Ram Mudambi – Thank you very much and thank you for bringing up about my novel writing, which is my passion very close to my heart. My novels are all in English, unfortunately, but I haven’t yet found a Italian translator, so I’m very happy to talk to anybody who was so interested. Let me take a slight issue with with what you mentioned. There is an entire branch of scholarly endeavor, as you probably know, focusing on the economics of the arts. There is a lot of commercial art. Movies are an obvious example. J.K. Rowling is an example, obviously, of somebody who made billions of dollars writing novels. So clearly creativity and J.K. Rowling has always said in every interview that she only wrote to make money. She was not writing for art. There’s no question of writing art. I was starving and I wanted to make money. I was writing novels to make money. And she has been very successful, billions of dollars doing that. So Steven Spielberg creates art, but he creates money. So there is definitely a very similar funnel in the creative art situation. Right. I mean, Riccardo Muti makes a lot of money. All the great soprano who sing in this theater I’m sure, also make a lot of money. So there is definitely money to be made. And there is a very big commercial aspect to art. We all know that every renaissance painter, they were doing what they were doing also for the money. So the creativity definitely evoked a lot of money.

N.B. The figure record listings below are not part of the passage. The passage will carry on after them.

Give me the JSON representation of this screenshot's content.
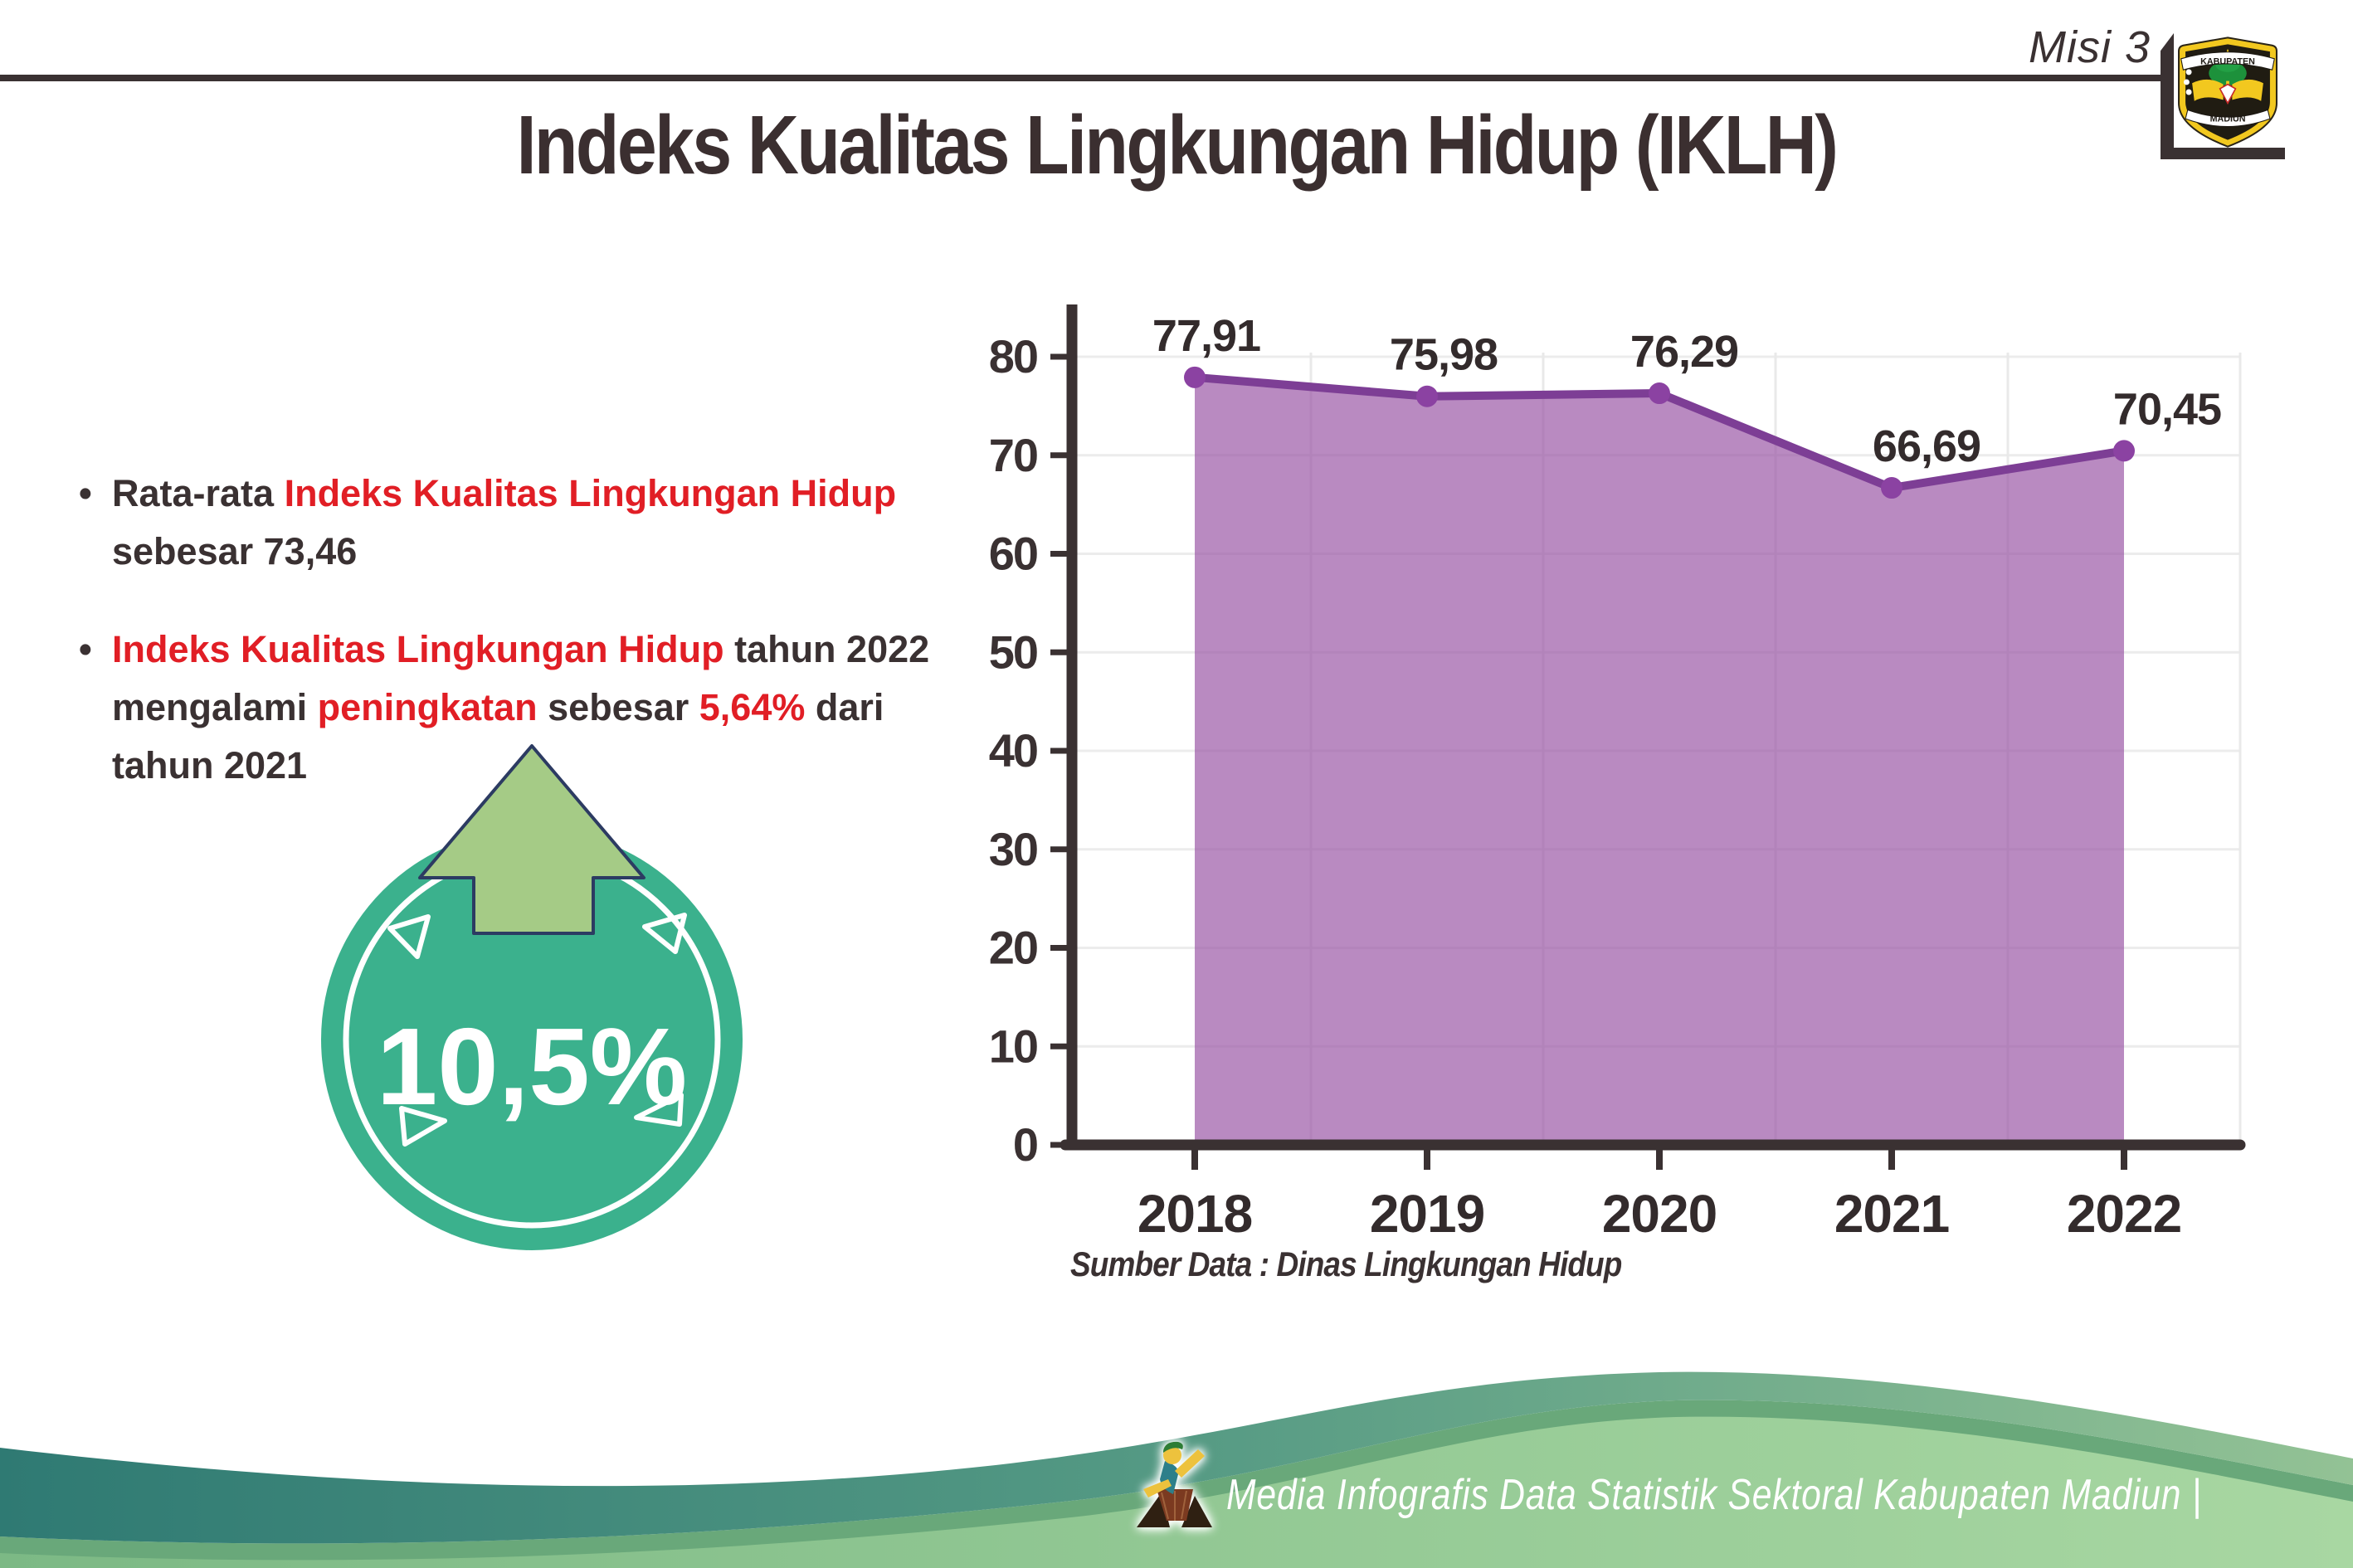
{
  "header": {
    "misi_label": "Misi 3",
    "title": "Indeks Kualitas Lingkungan Hidup (IKLH)",
    "logo": {
      "top_text": "KABUPATEN",
      "bottom_text": "MADIUN"
    }
  },
  "bullets": {
    "dot": "•",
    "b1": {
      "p1": "Rata-rata ",
      "p2": "Indeks Kualitas Lingkungan Hidup",
      "p3": "sebesar 73,46"
    },
    "b2": {
      "p1": "Indeks Kualitas Lingkungan Hidup",
      "p2": " tahun 2022",
      "p3": "mengalami ",
      "p4": "peningkatan",
      "p5": " sebesar ",
      "p6": "5,64%",
      "p7": " dari",
      "p8": "tahun 2021"
    }
  },
  "badge": {
    "value": "10,5%",
    "arrow_icon": "up-arrow"
  },
  "chart_data": {
    "type": "area",
    "title": "",
    "xlabel": "",
    "ylabel": "",
    "categories": [
      "2018",
      "2019",
      "2020",
      "2021",
      "2022"
    ],
    "values": [
      77.91,
      75.98,
      76.29,
      66.69,
      70.45
    ],
    "point_labels": [
      "77,91",
      "75,98",
      "76,29",
      "66,69",
      "70,45"
    ],
    "label_dx": [
      14,
      20,
      30,
      42,
      52
    ],
    "ylim": [
      0,
      80
    ],
    "yticks": [
      0,
      10,
      20,
      30,
      40,
      50,
      60,
      70,
      80
    ],
    "grid": true,
    "legend": false,
    "line_color": "#7d3e95",
    "point_color": "#8b42a2",
    "fill_color": "#954da1",
    "fill_opacity": 0.66
  },
  "source_note": "Sumber Data : Dinas Lingkungan Hidup",
  "footer": {
    "caption": "Media Infografis Data Statistik Sektoral Kabupaten Madiun |",
    "mascot_icon": "dancer-mascot"
  },
  "colors": {
    "accent_red": "#e11e25",
    "text_dark": "#3a3132",
    "chart_line": "#7d3e95",
    "chart_fill_rendered": "#b786bf",
    "badge_teal": "#3bb18d",
    "arrow_green": "#a5cb86",
    "arrow_outline_navy": "#2c3b62",
    "footer_teal": "#2f7a73",
    "footer_rim_green": "#69a87a",
    "footer_light_green": "#8cc489"
  }
}
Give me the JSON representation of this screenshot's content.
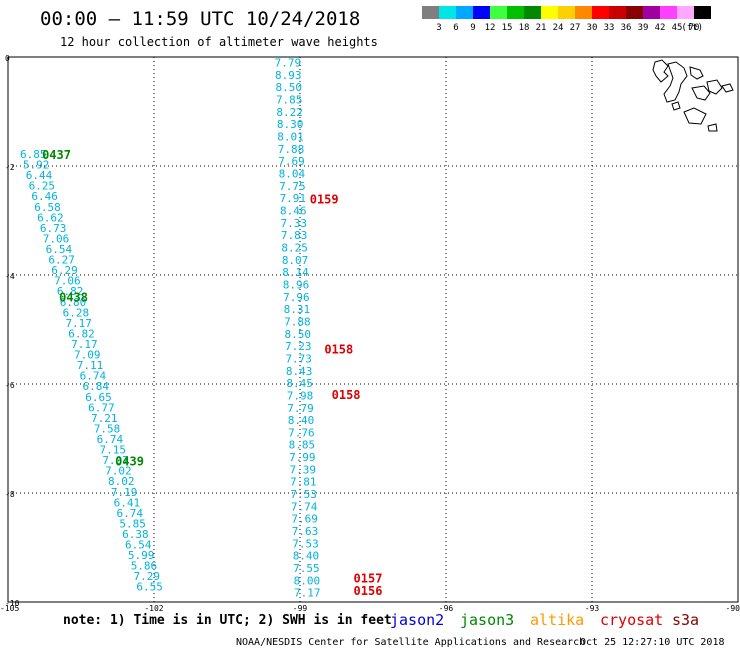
{
  "header": {
    "title": "00:00 – 11:59 UTC 10/24/2018",
    "subtitle": "12 hour collection of altimeter wave heights"
  },
  "legend": {
    "unit": "(ft)",
    "bins": [
      {
        "label": "3",
        "color": "#7f7f7f"
      },
      {
        "label": "6",
        "color": "#00e5e5"
      },
      {
        "label": "9",
        "color": "#00a8ff"
      },
      {
        "label": "12",
        "color": "#0000ff"
      },
      {
        "label": "15",
        "color": "#40ff40"
      },
      {
        "label": "18",
        "color": "#00c000"
      },
      {
        "label": "21",
        "color": "#008800"
      },
      {
        "label": "24",
        "color": "#ffff00"
      },
      {
        "label": "27",
        "color": "#ffd000"
      },
      {
        "label": "30",
        "color": "#ff8800"
      },
      {
        "label": "33",
        "color": "#ff0000"
      },
      {
        "label": "36",
        "color": "#c80000"
      },
      {
        "label": "39",
        "color": "#880000"
      },
      {
        "label": "42",
        "color": "#a000a0"
      },
      {
        "label": "45",
        "color": "#ff40ff"
      },
      {
        "label": "70",
        "color": "#ffa8ff"
      },
      {
        "label": "",
        "color": "#000000"
      }
    ]
  },
  "map": {
    "lat_range": [
      -10,
      0
    ],
    "lon_range": [
      -105,
      -90
    ],
    "lat_ticks": [
      "0",
      "-2",
      "-4",
      "-6",
      "-8",
      "-10"
    ],
    "lat_tick_values": [
      0,
      -2,
      -4,
      -6,
      -8,
      -10
    ],
    "lon_ticks": [
      "-105",
      "-102",
      "-99",
      "-96",
      "-93",
      "-90"
    ],
    "lon_tick_values": [
      -105,
      -102,
      -99,
      -96,
      -93,
      -90
    ],
    "value_color": "#00b4dc",
    "tracks": [
      {
        "name": "left",
        "start": {
          "lat": -1.78,
          "lon": -104.48
        },
        "end": {
          "lat": -9.72,
          "lon": -102.09
        },
        "values": [
          "6.85",
          "5.92",
          "6.44",
          "6.25",
          "6.46",
          "6.58",
          "6.62",
          "6.73",
          "7.06",
          "6.54",
          "6.27",
          "6.29",
          "7.06",
          "6.82",
          "6.80",
          "6.28",
          "7.17",
          "6.82",
          "7.17",
          "7.09",
          "7.11",
          "6.74",
          "6.84",
          "6.65",
          "6.77",
          "7.21",
          "7.58",
          "6.74",
          "7.15",
          "7.07",
          "7.02",
          "8.02",
          "7.19",
          "6.41",
          "6.74",
          "5.85",
          "6.38",
          "6.54",
          "5.99",
          "5.86",
          "7.29",
          "6.55"
        ]
      },
      {
        "name": "middle",
        "start": {
          "lat": -0.1,
          "lon": -99.25
        },
        "end": {
          "lat": -9.83,
          "lon": -98.85
        },
        "values": [
          "7.79",
          "8.93",
          "8.50",
          "7.85",
          "8.22",
          "8.30",
          "8.01",
          "7.88",
          "7.69",
          "8.04",
          "7.75",
          "7.91",
          "8.46",
          "7.33",
          "7.83",
          "8.25",
          "8.07",
          "8.14",
          "8.96",
          "7.96",
          "8.31",
          "7.88",
          "8.50",
          "7.23",
          "7.73",
          "8.43",
          "8.45",
          "7.98",
          "7.79",
          "8.40",
          "7.76",
          "8.85",
          "7.99",
          "7.39",
          "7.81",
          "7.53",
          "7.74",
          "7.69",
          "7.63",
          "7.53",
          "8.40",
          "7.55",
          "8.00",
          "7.17"
        ]
      }
    ],
    "pass_labels": [
      {
        "text": "0437",
        "lat": -1.78,
        "lon": -104.3,
        "color": "#008800"
      },
      {
        "text": "0438",
        "lat": -4.39,
        "lon": -103.95,
        "color": "#008800"
      },
      {
        "text": "0439",
        "lat": -7.4,
        "lon": -102.8,
        "color": "#008800"
      },
      {
        "text": "0159",
        "lat": -2.6,
        "lon": -98.8,
        "color": "#dd0000"
      },
      {
        "text": "0158",
        "lat": -5.35,
        "lon": -98.5,
        "color": "#dd0000"
      },
      {
        "text": "0158",
        "lat": -6.18,
        "lon": -98.35,
        "color": "#dd0000"
      },
      {
        "text": "0157",
        "lat": -9.55,
        "lon": -97.9,
        "color": "#dd0000"
      },
      {
        "text": "0156",
        "lat": -9.78,
        "lon": -97.9,
        "color": "#dd0000"
      }
    ]
  },
  "footer": {
    "note": "note: 1) Time is in UTC; 2) SWH is in feet",
    "satellites": [
      {
        "label": "jason2",
        "color": "#0000dd"
      },
      {
        "label": "jason3",
        "color": "#008800"
      },
      {
        "label": "altika",
        "color": "#ff9900"
      },
      {
        "label": "cryosat",
        "color": "#dd0000"
      },
      {
        "label": "s3a",
        "color": "#880000"
      }
    ],
    "credit": "NOAA/NESDIS Center for Satellite Applications and Research",
    "timestamp": "Oct 25 12:27:10 UTC 2018"
  }
}
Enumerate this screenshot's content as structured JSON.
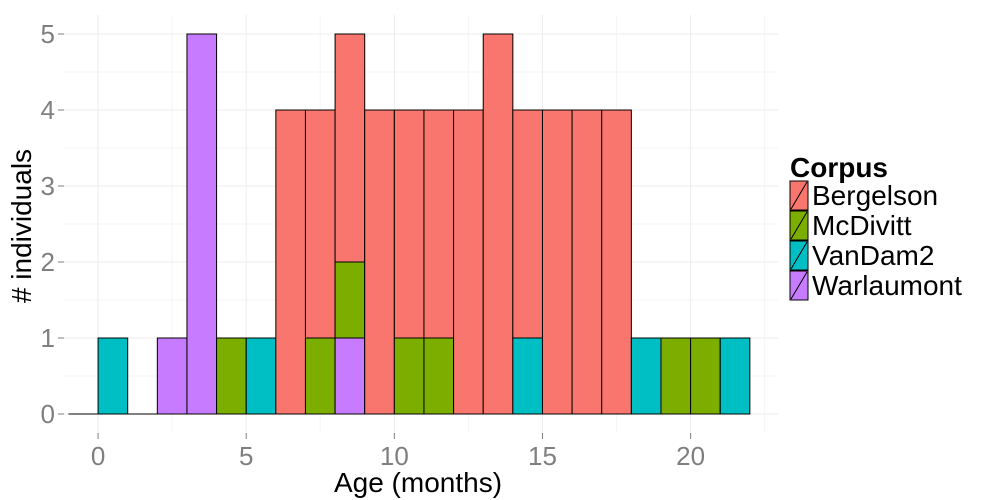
{
  "chart_data": {
    "type": "bar",
    "stacked": true,
    "xlabel": "Age (months)",
    "ylabel": "# individuals",
    "xlim": [
      -1.15,
      22.95
    ],
    "ylim": [
      -0.25,
      5.25
    ],
    "x_ticks": [
      0,
      5,
      10,
      15,
      20
    ],
    "y_ticks": [
      0,
      1,
      2,
      3,
      4,
      5
    ],
    "bin_width": 1,
    "bin_starts": [
      -1,
      0,
      1,
      2,
      3,
      4,
      5,
      6,
      7,
      8,
      9,
      10,
      11,
      12,
      13,
      14,
      15,
      16,
      17,
      18,
      19,
      20,
      21
    ],
    "grid": true,
    "legend": {
      "title": "Corpus",
      "position": "right"
    },
    "series": [
      {
        "name": "Bergelson",
        "color": "#F8766D",
        "values": [
          0,
          0,
          0,
          0,
          0,
          0,
          0,
          4,
          3,
          3,
          4,
          3,
          3,
          4,
          5,
          3,
          4,
          4,
          4,
          0,
          0,
          0,
          0
        ]
      },
      {
        "name": "McDivitt",
        "color": "#7CAE00",
        "values": [
          0,
          0,
          0,
          0,
          0,
          1,
          0,
          0,
          1,
          1,
          0,
          1,
          1,
          0,
          0,
          0,
          0,
          0,
          0,
          0,
          1,
          1,
          0
        ]
      },
      {
        "name": "VanDam2",
        "color": "#00BFC4",
        "values": [
          0,
          1,
          0,
          0,
          0,
          0,
          1,
          0,
          0,
          0,
          0,
          0,
          0,
          0,
          0,
          1,
          0,
          0,
          0,
          1,
          0,
          0,
          1
        ]
      },
      {
        "name": "Warlaumont",
        "color": "#C77CFF",
        "values": [
          0,
          0,
          0,
          1,
          5,
          0,
          0,
          0,
          0,
          1,
          0,
          0,
          0,
          0,
          0,
          0,
          0,
          0,
          0,
          0,
          0,
          0,
          0
        ]
      }
    ]
  }
}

Ram Mudambi – I think this is very similar to science. There is science for science sake, for people who are studying quasars or pulsars or whatever, the distant galaxies or atoms or whatever, or biology and so on, where they just are curious, interested in the science and not interested in making money. The same thing is true in art, right? There are some people, like in the movies in Hollywood, they are only interested in the money. Right. Okay. I’m interested in art, but I only want to make money out of this. Don’t make money. I don’t make it. I don’t make. And there are lots of people who are in the world of Richard Cave’s art for art’s sake, which is create art because they love it. So there’s that as well. Now, I would say that in the arts or the creativity world of art that you’re talking about, the percentage of people who do art for art’s sake is far bigger than the percentage of people doing science for science. And the funding for science for science sake is significantly bigger than the funding of arts for arts sake, right? So ultimately, the university think of the budget for the physics department or budget for the Department of painting. Maybe in Rome people say, yes, we need a physics department. We’re going to put money into physics. We need a painting department. Oh, well. So there’s much less money involved. The theory that there is a lot of creativity involved in that. And I think the difference between art and science is a question of degree, not of kind.
Sebastiano Bavetta – Thank you very much. Thank you to everybody who’s been here tonight.